Das poli­ti­sche Sys­tem beein­flusst die Zusam­men­ar­beit der poli­ti­schen Akteu­re und damit auch den Entscheidungsprozess.Mit unse­rer For­schung zei­gen wir, dass sich ein Blick auf das Bezie­hungs­ge­flecht, in das poli­ti­sche Akteu­re ver­wi­ckelt sind, lohnt, um den Ein­fluss poli­ti­scher Sys­te­me auf getrof­fe­ne Ent­schei­de zu verstehen.

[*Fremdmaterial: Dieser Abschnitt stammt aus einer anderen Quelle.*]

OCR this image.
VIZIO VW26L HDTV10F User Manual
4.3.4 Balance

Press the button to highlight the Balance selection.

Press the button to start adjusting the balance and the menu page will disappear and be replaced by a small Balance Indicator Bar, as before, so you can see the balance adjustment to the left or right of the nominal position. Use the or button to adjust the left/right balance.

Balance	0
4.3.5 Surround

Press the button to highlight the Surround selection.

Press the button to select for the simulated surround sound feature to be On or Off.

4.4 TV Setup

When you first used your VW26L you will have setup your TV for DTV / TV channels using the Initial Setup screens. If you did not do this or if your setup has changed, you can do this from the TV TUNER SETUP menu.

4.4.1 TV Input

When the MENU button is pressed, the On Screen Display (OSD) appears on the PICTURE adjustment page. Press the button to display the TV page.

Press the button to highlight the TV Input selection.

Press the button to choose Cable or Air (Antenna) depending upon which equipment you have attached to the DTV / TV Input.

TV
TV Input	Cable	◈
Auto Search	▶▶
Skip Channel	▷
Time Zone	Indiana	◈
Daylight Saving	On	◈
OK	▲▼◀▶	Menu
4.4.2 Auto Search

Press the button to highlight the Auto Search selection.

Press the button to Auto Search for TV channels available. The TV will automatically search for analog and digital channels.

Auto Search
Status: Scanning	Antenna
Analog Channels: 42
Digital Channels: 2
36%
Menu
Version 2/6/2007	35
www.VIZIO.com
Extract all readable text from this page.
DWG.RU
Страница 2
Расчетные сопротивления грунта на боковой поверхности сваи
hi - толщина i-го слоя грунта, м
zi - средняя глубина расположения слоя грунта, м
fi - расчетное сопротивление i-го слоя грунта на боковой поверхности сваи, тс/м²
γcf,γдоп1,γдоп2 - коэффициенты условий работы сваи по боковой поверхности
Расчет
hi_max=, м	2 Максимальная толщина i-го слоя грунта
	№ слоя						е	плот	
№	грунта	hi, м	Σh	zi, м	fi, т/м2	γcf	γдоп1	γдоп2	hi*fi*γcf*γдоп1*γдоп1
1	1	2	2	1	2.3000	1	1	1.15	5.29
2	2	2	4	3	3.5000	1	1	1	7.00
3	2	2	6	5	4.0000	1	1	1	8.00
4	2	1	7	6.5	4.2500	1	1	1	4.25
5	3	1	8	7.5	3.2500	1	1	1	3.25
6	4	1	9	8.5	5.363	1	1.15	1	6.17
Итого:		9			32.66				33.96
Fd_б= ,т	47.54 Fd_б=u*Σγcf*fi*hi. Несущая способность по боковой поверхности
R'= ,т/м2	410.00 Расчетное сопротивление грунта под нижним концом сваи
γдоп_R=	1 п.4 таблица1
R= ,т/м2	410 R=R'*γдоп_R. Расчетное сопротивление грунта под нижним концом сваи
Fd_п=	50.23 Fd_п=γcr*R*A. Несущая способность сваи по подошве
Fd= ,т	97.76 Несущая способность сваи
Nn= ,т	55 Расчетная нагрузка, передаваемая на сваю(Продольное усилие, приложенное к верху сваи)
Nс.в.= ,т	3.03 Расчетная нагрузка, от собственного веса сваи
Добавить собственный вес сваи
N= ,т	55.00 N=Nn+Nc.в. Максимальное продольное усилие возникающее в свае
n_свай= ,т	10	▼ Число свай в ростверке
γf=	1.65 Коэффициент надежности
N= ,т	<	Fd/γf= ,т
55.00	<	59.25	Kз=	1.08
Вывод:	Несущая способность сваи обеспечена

Man­che poli­ti­sche Sys­te­me sind für das Lösen von kom­pli­zier­ten gesell­schaft­li­chen Pro­ble­men beson­ders gut geeig­net. Dies gilt für diver­se Poli­tik­fel­der. So hat bei­spiels­wei­se Schwe­den 1974 eine gen­der­neu­tra­le Eltern­zeit ein­ge­führt und steht dadurch seit 2010 auf Platz 1 des Euro­päi­schen gen­der equa­li­ty index. Im Bereich Kli­ma­wan­del ist Eng­land das ers­te Land welt­weit, dass sich gesetz­lich dazu ver­pflich­tet hat, die Erd­er­wär­mung zu beenden.

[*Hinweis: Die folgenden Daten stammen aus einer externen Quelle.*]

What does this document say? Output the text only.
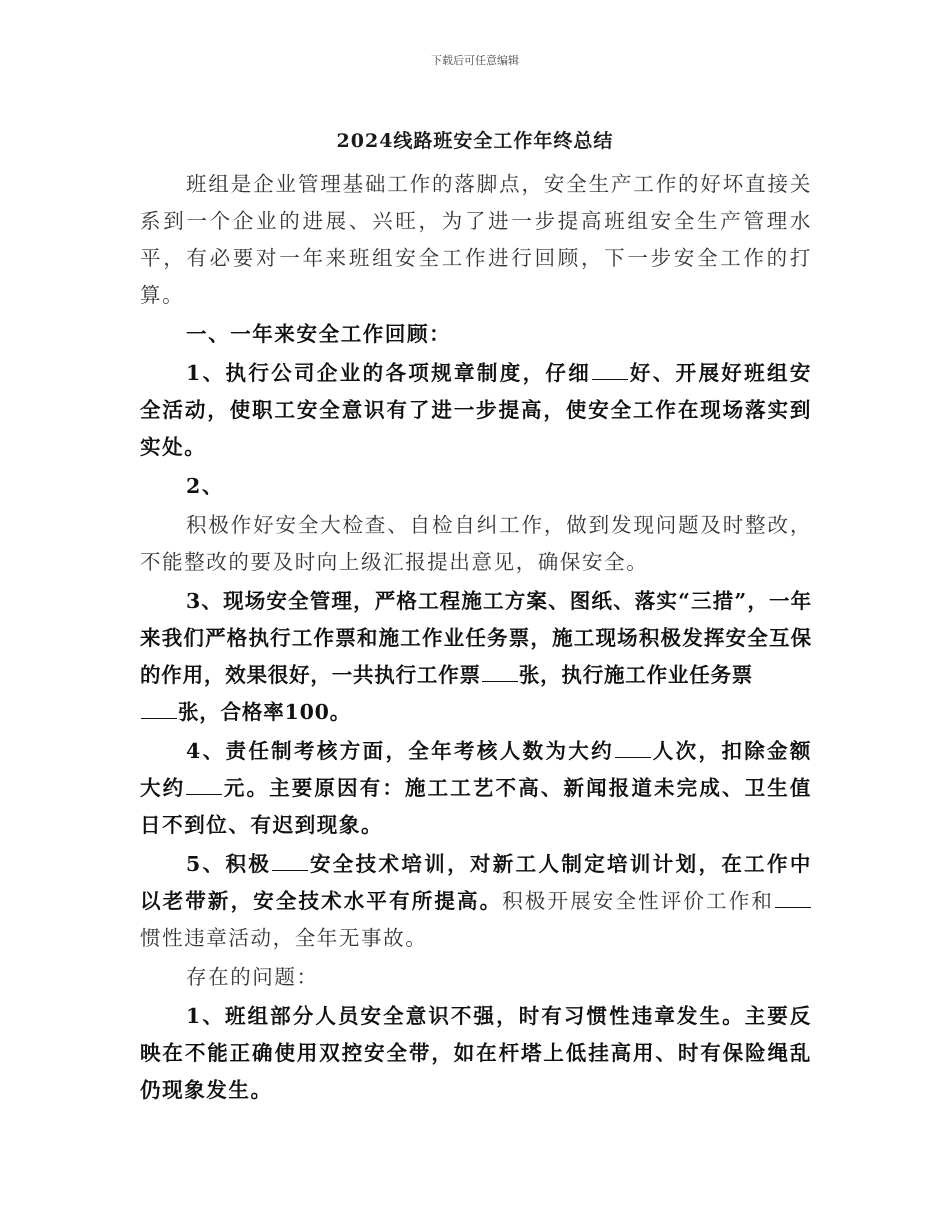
下载后可任意编辑
2024线路班安全工作年终总结

班组是企业管理基础工作的落脚点，安全生产工作的好坏直接关系到一个企业的进展、兴旺，为了进一步提高班组安全生产管理水平，有必要对一年来班组安全工作进行回顾，下一步安全工作的打算。

一、一年来安全工作回顾：

1、执行公司企业的各项规章制度，仔细 好、开展好班组安全活动，使职工安全意识有了进一步提高，使安全工作在现场落实到实处。

2、

积极作好安全大检查、自检自纠工作，做到发现问题及时整改，不能整改的要及时向上级汇报提出意见，确保安全。

3、现场安全管理，严格工程施工方案、图纸、落实“三措”，一年来我们严格执行工作票和施工作业任务票，施工现场积极发挥安全互保的作用，效果很好，一共执行工作票 张，执行施工作业任务票
张，合格率100。

4、责任制考核方面，全年考核人数为大约 人次，扣除金额大约 元。主要原因有：施工工艺不高、新闻报道未完成、卫生值日不到位、有迟到现象。

5、积极 安全技术培训，对新工人制定培训计划，在工作中以老带新，安全技术水平有所提高。积极开展安全性评价工作和惯性违章活动，全年无事故。

存在的问题：

1、班组部分人员安全意识不强，时有习惯性违章发生。主要反映在不能正确使用双控安全带，如在杆塔上低挂高用、时有保险绳乱仍现象发生。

Das Herzstück von Demokratien: Kooperation als Mittel zu politischen Entscheiden

In west­li­chen Demo­kra­tien kom­men poli­ti­sche Ent­schei­de nur durch die Zusam­men­ar­beit ver­schie­de­ner Akteu­re mit unter­schied­li­chen Inter­es­sen zustan­de. Wel­che Ent­schei­de sich durch­set­zen, hängt von den Macht­struk­tu­ren und Bezie­hungs­ge­flech­ten inner­halb des poli­ti­schen Sys­tems ab. In unse­rer Arbeit stel­len wir Macht- und Bezie­hungs­struk­tu­ren als sozia­les Netz­werk dar und ver­glei­chen die­se Struk­tu­ren zwi­schen ver­schie­de­nen poli­ti­schen Sys­te­men. Beson­ders wich­tig dabei ist die Macht­ver­tei­lung im Netz­werk und die Fra­ge, wel­che Akteu­re mit­ein­an­der kooperieren.

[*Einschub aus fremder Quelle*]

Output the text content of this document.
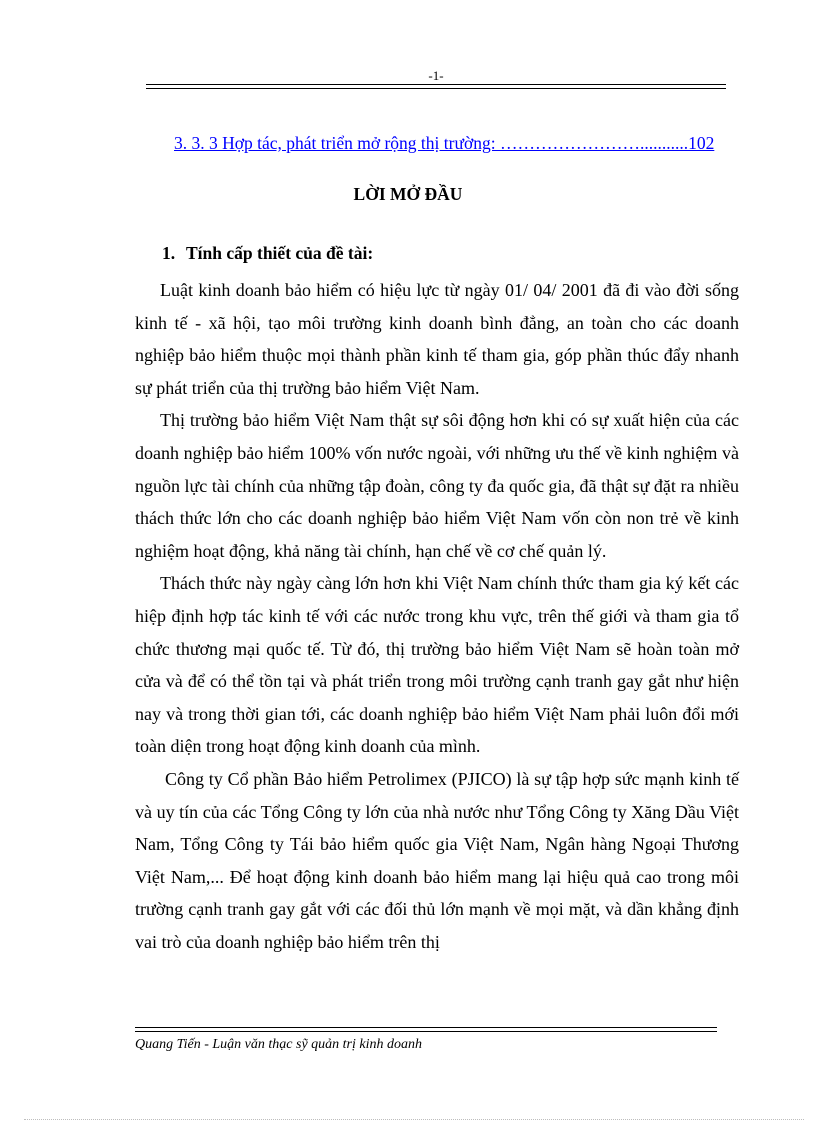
-1-
3. 3. 3 Hợp tác, phát triển mở rộng thị trường: ……………………...........102
LỜI MỞ ĐẦU
1. Tính cấp thiết của đề tài:

Luật kinh doanh bảo hiểm có hiệu lực từ ngày 01/ 04/ 2001 đã đi vào đời sống kinh tế - xã hội, tạo môi trường kinh doanh bình đẳng, an toàn cho các doanh nghiệp bảo hiểm thuộc mọi thành phần kinh tế tham gia, góp phần thúc đẩy nhanh sự phát triển của thị trường bảo hiểm Việt Nam.

Thị trường bảo hiểm Việt Nam thật sự sôi động hơn khi có sự xuất hiện của các doanh nghiệp bảo hiểm 100% vốn nước ngoài, với những ưu thế về kinh nghiệm và nguồn lực tài chính của những tập đoàn, công ty đa quốc gia, đã thật sự đặt ra nhiều thách thức lớn cho các doanh nghiệp bảo hiểm Việt Nam vốn còn non trẻ về kinh nghiệm hoạt động, khả năng tài chính, hạn chế về cơ chế quản lý.

Thách thức này ngày càng lớn hơn khi Việt Nam chính thức tham gia ký kết các hiệp định hợp tác kinh tế với các nước trong khu vực, trên thế giới và tham gia tổ chức thương mại quốc tế. Từ đó, thị trường bảo hiểm Việt Nam sẽ hoàn toàn mở cửa và để có thể tồn tại và phát triển trong môi trường cạnh tranh gay gắt như hiện nay và trong thời gian tới, các doanh nghiệp bảo hiểm Việt Nam phải luôn đổi mới toàn diện trong hoạt động kinh doanh của mình.

Công ty Cổ phần Bảo hiểm Petrolimex (PJICO) là sự tập hợp sức mạnh kinh tế và uy tín của các Tổng Công ty lớn của nhà nước như Tổng Công ty Xăng Dầu Việt Nam, Tổng Công ty Tái bảo hiểm quốc gia Việt Nam, Ngân hàng Ngoại Thương Việt Nam,... Để hoạt động kinh doanh bảo hiểm mang lại hiệu quả cao trong môi trường cạnh tranh gay gắt với các đối thủ lớn mạnh về mọi mặt, và dần khẳng định vai trò của doanh nghiệp bảo hiểm trên thị

Quang Tiến - Luận văn thạc sỹ quản trị kinh doanh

Wer hat das Sagen? Machtverteilung in politischen Entscheidungsprozessen

Wer sich im poli­ti­schen Pro­zess stär­ker ver­netzt, geniesst mehr Ein­fluss­mög­lich­kei­ten, ist näher am Gesche­hen, bes­ser infor­miert und kann sich schnel­ler posi­tio­nie­ren (Krie­si, Adam und Jochum 2006).

Das poli­ti­sche Sys­tem hat auf die­se Macht­ver­tei­lung einen zen­tra­len Ein­fluss (sie­he Abbil­dung 1). In Kon­sens­de­mo­kra­tien stel­len ver­schie­de­ne poli­ti­sche Insti­tu­tio­nen — wie zum Bei­spiel das Pro­porz­sys­tem oder die Betei­li­gung von Inter­es­sens­grup­pen an poli­ti­schen Pro­zes­sen — sicher, dass sich das Macht­ge­fü­ge nicht zu sehr auf ein paar weni­ge Akteu­re kon­zen­triert. Im Gegen­satz dazu kon­zen­triert sich die Ent­schei­dungs­macht in Mehr­heits­de­mo­kra­tien meist auf ein paar zen­tra­le Akteu­re (Lij­phart 1999).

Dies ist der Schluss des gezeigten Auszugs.